Paul George’s injury stuff maybe isn’t as perplexing as it is just frustrating, though I still don’t think we really even know what he originally did during his summertime workout that required him to get arthroscopic knee surgery months before preseason even started. Certainly we thought he’d be back by now — or at least that we’d be able to pencil in an expected return date somewhere on our calendars. But despite PG practicing with the team and engaging in high-stakes shooting contests with Jared McCain, Mike’s continued predictions that every next game will be the game of his imminent return have thusfar gone invalidated.
Indeed, the team has already announced that Paul will be out for both games of this weekend’s back-to-back while doctors meet with him to determine if “the last hurdle” has been cleared in his progress. From there, it will no doubt only be a matter of weeks until we get word that his ramping up will enter Phase Two, and if he still feels good at that point, maybe we’ll even get a vague suggestion of him eyeing a potential return to the lineup before the New Year.

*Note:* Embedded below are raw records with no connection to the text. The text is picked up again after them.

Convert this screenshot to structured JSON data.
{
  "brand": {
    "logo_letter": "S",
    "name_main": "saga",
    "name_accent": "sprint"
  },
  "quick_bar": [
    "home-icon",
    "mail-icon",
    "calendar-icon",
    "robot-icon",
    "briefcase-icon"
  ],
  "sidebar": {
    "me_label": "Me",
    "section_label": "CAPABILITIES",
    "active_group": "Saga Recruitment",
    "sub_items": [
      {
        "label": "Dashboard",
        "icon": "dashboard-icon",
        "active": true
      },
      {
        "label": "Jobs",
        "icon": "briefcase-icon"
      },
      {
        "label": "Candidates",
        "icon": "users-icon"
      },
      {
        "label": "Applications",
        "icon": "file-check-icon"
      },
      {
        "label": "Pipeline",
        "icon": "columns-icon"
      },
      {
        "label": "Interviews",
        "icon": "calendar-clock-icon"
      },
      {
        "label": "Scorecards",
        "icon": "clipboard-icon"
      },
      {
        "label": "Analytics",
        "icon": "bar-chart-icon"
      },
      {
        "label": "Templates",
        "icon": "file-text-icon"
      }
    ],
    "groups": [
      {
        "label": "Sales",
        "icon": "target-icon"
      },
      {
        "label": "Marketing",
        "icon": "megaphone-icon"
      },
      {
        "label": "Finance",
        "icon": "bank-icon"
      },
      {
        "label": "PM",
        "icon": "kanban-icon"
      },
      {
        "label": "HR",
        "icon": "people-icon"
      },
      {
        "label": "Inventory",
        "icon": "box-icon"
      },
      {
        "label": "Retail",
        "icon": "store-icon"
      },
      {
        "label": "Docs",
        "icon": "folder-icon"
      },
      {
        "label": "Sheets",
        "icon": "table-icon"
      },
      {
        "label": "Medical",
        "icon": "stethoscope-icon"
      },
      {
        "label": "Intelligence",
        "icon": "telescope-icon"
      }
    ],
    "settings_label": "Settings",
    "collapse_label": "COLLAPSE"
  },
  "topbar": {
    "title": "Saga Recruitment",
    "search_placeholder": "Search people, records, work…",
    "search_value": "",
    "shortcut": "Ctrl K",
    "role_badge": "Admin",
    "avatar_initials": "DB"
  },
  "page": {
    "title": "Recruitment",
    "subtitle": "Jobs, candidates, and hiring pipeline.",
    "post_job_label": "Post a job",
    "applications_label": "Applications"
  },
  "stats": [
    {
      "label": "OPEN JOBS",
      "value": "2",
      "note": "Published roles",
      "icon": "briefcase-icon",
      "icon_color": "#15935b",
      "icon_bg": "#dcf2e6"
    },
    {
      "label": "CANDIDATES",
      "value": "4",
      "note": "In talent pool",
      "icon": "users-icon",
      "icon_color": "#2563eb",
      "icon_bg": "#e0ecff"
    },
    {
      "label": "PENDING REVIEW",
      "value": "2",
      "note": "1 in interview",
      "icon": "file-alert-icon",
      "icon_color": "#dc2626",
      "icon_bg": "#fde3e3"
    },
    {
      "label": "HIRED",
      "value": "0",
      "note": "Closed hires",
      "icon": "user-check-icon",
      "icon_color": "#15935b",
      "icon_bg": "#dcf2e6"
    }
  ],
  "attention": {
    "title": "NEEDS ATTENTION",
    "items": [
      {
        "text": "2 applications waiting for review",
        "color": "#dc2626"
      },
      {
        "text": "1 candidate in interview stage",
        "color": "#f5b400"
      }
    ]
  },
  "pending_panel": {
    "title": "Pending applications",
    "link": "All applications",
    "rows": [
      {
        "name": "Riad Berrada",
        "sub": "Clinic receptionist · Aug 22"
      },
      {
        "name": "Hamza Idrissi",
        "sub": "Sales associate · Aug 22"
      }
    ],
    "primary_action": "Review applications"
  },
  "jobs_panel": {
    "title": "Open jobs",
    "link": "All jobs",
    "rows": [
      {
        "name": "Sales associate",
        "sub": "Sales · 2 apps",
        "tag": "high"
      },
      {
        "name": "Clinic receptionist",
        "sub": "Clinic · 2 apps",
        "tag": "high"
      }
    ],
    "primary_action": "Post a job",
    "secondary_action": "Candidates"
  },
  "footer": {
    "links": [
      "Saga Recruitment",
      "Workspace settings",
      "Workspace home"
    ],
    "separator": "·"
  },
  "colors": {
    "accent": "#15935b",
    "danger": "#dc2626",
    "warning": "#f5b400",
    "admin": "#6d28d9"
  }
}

Anyway, as vexing as that tortoise crawl back to active duty may be, it’s got nothing on the Dominick Barlow situation. Barlow played just enough in his one and a half healthy games to start the season to become a new fan favorite — and by that I mean I tweeted one thing about how much I appreciated that he clearly didn’t give a fuck about being totally ignored in the Sixers’ half-court offense — before hitting the locker room early against Charlotte with an “elbow contusion.” Bummer about him missing the rest of the game when he’d been playing well, we all agreed, but “elbow contusion” sounded not particularly tragic; surely he’d be back for the next game against Orlando, or at absolute worst the game after that against Washington.
Fast forward five games and Barlow’s contusion appears to be spreading like greyscale. He still hasn’t played a second, he’s also been ruled out for both games this weekend, and he showed up at practice on Friday with a bandage covering most of his arm, big enough that you wonder if Kelly Oubre Jr. went around bothering Sixers assistant coaches for a marker so he could sign it with a funny message. He’s getting looked at on Monday, but nobody seems to know or want to predict how big a deal this injury actually is at this point. Nick Nurse certainly seems baffled.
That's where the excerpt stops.